Outdoor Branch Shelters

Today we went and visited a wildfoods man in the Cowichan Valley. Usually when I see him we talk about edible and medicinal plants, including the ayurvedic qualities of the plants, but not this time....

He has been creating sleeping shelters outdoors, that are warm and dry enough to sleep in even through the heavy rains and snowfalls of vancouver island. He has been sleeping in his shelter every night since fall.

This idea came to him when he realized that we are influenced to eat and experience the food which we see when we wake up. If we live indoors we eat stored food because we connect with it before we see living plants. By creating outdoor living spaces we wake up outside, are directly connected to nature and are inspired to eat fresh wild plants. The best food to start the day with.

Today we made a shelter for plants to grow within. We took curved douglas fir branches and connected them together with wire to form a semi circle. Then we connected the semi circle to another, forming the outline of a quarter orange peel. We added a curved middle beam, which we attached with wire to the center of the two larger branches to form the basic structure of the sleeping shelter.
We harvested willow and hardhack branches from the surrounding environment and wove them in branch by branch. Until the shape of a quarter orange peel manifested in front of us.

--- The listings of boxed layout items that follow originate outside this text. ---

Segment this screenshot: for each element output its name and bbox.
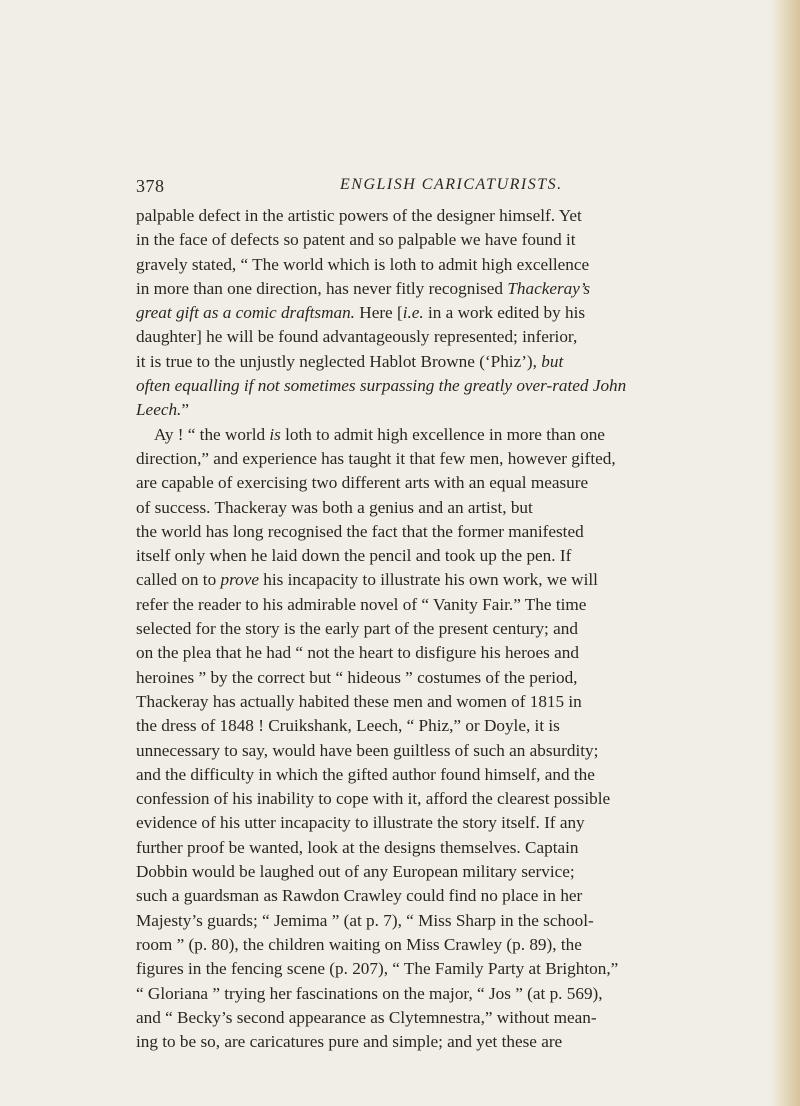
text-line — [136, 690, 672, 714]
italic-text: but — [541, 351, 564, 371]
italic-text: often equalling if not sometimes surpassing the greatly over-rated John — [136, 376, 627, 396]
text-segment: in a work edited by his — [423, 303, 586, 323]
italic-text: Thackeray’s — [507, 278, 591, 298]
text-segment: Majesty’s guards; “ Jemima ” (at p. 7), “ Miss Sharp in the school- — [136, 910, 594, 930]
text-line — [136, 739, 672, 763]
text-segment: further proof be wanted, look at the designs themselves. Captain — [136, 837, 579, 857]
text-segment: called on to — [136, 570, 221, 590]
text-segment: evidence of his utter incapacity to illustrate the story itself. If any — [136, 813, 585, 833]
text-line — [136, 568, 672, 592]
text-line — [136, 909, 672, 933]
text-segment: are capable of exercising two different arts with an equal measure — [136, 473, 589, 493]
running-head — [136, 176, 666, 200]
text-line — [136, 957, 672, 981]
text-line — [136, 447, 672, 471]
text-segment: “ Gloriana ” trying her fascinations on the major, “ Jos ” (at p. 569), — [136, 983, 603, 1003]
text-segment: in more than one direction, has never fitly recognised — [136, 278, 508, 298]
text-segment: confession of his inability to cope with it, afford the clearest possible — [136, 789, 611, 809]
text-line — [136, 617, 672, 641]
text-line — [136, 860, 672, 884]
text-segment: Dobbin would be laughed out of any European military service; — [136, 862, 575, 882]
text-line — [136, 496, 672, 520]
text-segment: of success. Thackeray was both a genius and an artist, but — [136, 497, 533, 517]
text-line — [136, 1006, 672, 1030]
text-line — [136, 398, 672, 422]
italic-text: great gift as a comic draftsman. — [136, 303, 355, 323]
text-line — [136, 204, 672, 228]
text-segment: Thackeray has actually habited these men and women of 1815 in — [136, 691, 582, 711]
body-text — [136, 204, 672, 1054]
italic-text: is — [269, 424, 281, 444]
page-number: 378 — [136, 176, 165, 196]
text-line — [136, 277, 672, 301]
text-line — [136, 544, 672, 568]
text-line — [136, 423, 672, 447]
text-line — [136, 350, 672, 374]
text-line — [136, 325, 672, 349]
text-segment: the dress of 1848 ! Cruikshank, Leech, “ Phiz,” or Doyle, it is — [136, 716, 560, 736]
text-line — [136, 666, 672, 690]
text-segment: room ” (p. 80), the children waiting on Miss Crawley (p. 89), the — [136, 934, 582, 954]
text-segment: palpable defect in the artistic powers of the designer himself. Yet — [136, 206, 582, 225]
text-segment: Ay ! “ the world — [154, 424, 270, 444]
text-segment: such a guardsman as Rawdon Crawley could find no place in her — [136, 886, 583, 906]
text-segment: his incapacity to illustrate his own work, we will — [258, 570, 598, 590]
running-title: ENGLISH CARICATURISTS. — [340, 176, 563, 193]
italic-text: Leech. — [136, 400, 182, 420]
text-segment: and “ Becky’s second appearance as Clytemnestra,” without mean- — [136, 1007, 597, 1027]
text-segment: gravely stated, “ The world which is loth to admit high excellence — [136, 254, 590, 274]
text-segment: figures in the fencing scene (p. 207), “ The Family Party at Brighton,” — [136, 959, 619, 979]
text-line — [136, 763, 672, 787]
text-line — [136, 520, 672, 544]
text-segment: selected for the story is the early part of the present century; and — [136, 619, 578, 639]
text-segment: refer the reader to his admirable novel of “ Vanity Fair.” The time — [136, 594, 587, 614]
text-segment: ing to be so, are caricatures pure and simple; and yet these are — [136, 1032, 563, 1052]
text-line — [136, 228, 672, 252]
text-line — [136, 641, 672, 665]
text-segment: on the plea that he had “ not the heart to disfigure his heroes and — [136, 643, 579, 663]
text-segment: in the face of defects so patent and so palpable we have found it — [136, 230, 576, 250]
text-segment: unnecessary to say, would have been guiltless of such an absurdity; — [136, 740, 599, 760]
text-segment: Here [ — [354, 303, 403, 323]
text-line — [136, 374, 672, 398]
text-line — [136, 982, 672, 1006]
text-line — [136, 301, 672, 325]
text-line — [136, 811, 672, 835]
text-segment: and the difficulty in which the gifted author found himself, and the — [136, 764, 595, 784]
text-line — [136, 933, 672, 957]
text-line — [136, 253, 672, 277]
text-line — [136, 884, 672, 908]
text-line — [136, 714, 672, 738]
text-line — [136, 593, 672, 617]
text-segment: itself only when he laid down the pencil and took up the pen. If — [136, 546, 572, 566]
italic-text: i.e. — [402, 303, 424, 323]
italic-text: prove — [220, 570, 259, 590]
text-segment: loth to admit high excellence in more than one — [280, 424, 605, 444]
text-line — [136, 836, 672, 860]
text-segment: direction,” and experience has taught it that few men, however gifted, — [136, 448, 616, 468]
text-segment: the world has long recognised the fact that the former manifested — [136, 521, 584, 541]
text-segment: ” — [181, 400, 189, 420]
text-segment: heroines ” by the correct but “ hideous ” costumes of the period, — [136, 667, 578, 687]
text-line — [136, 787, 672, 811]
text-line — [136, 471, 672, 495]
text-line — [136, 1030, 672, 1054]
text-segment: it is true to the unjustly neglected Hablot Browne (‘Phiz’), — [136, 351, 542, 371]
text-segment: daughter] he will be found advantageously represented; inferior, — [136, 327, 578, 347]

This shelter was created to help plants grow. By placing the shelter in a south facing open area, it will contain a warm micro climate. The air within the shelter will warm up and allow plants to grow earlier in the year than they would otherwise. It would be useful to place this shelter over a stinging nettle patch, where bamboo shoots break through the ground or any tasty treat you are waiting to see the first signs of this season.

1 comment:

  1. I like the idea of making a shelter of materials on the ground and outside, though I`m not so warm circulation wise to wake up outside and be charged to eat what I see.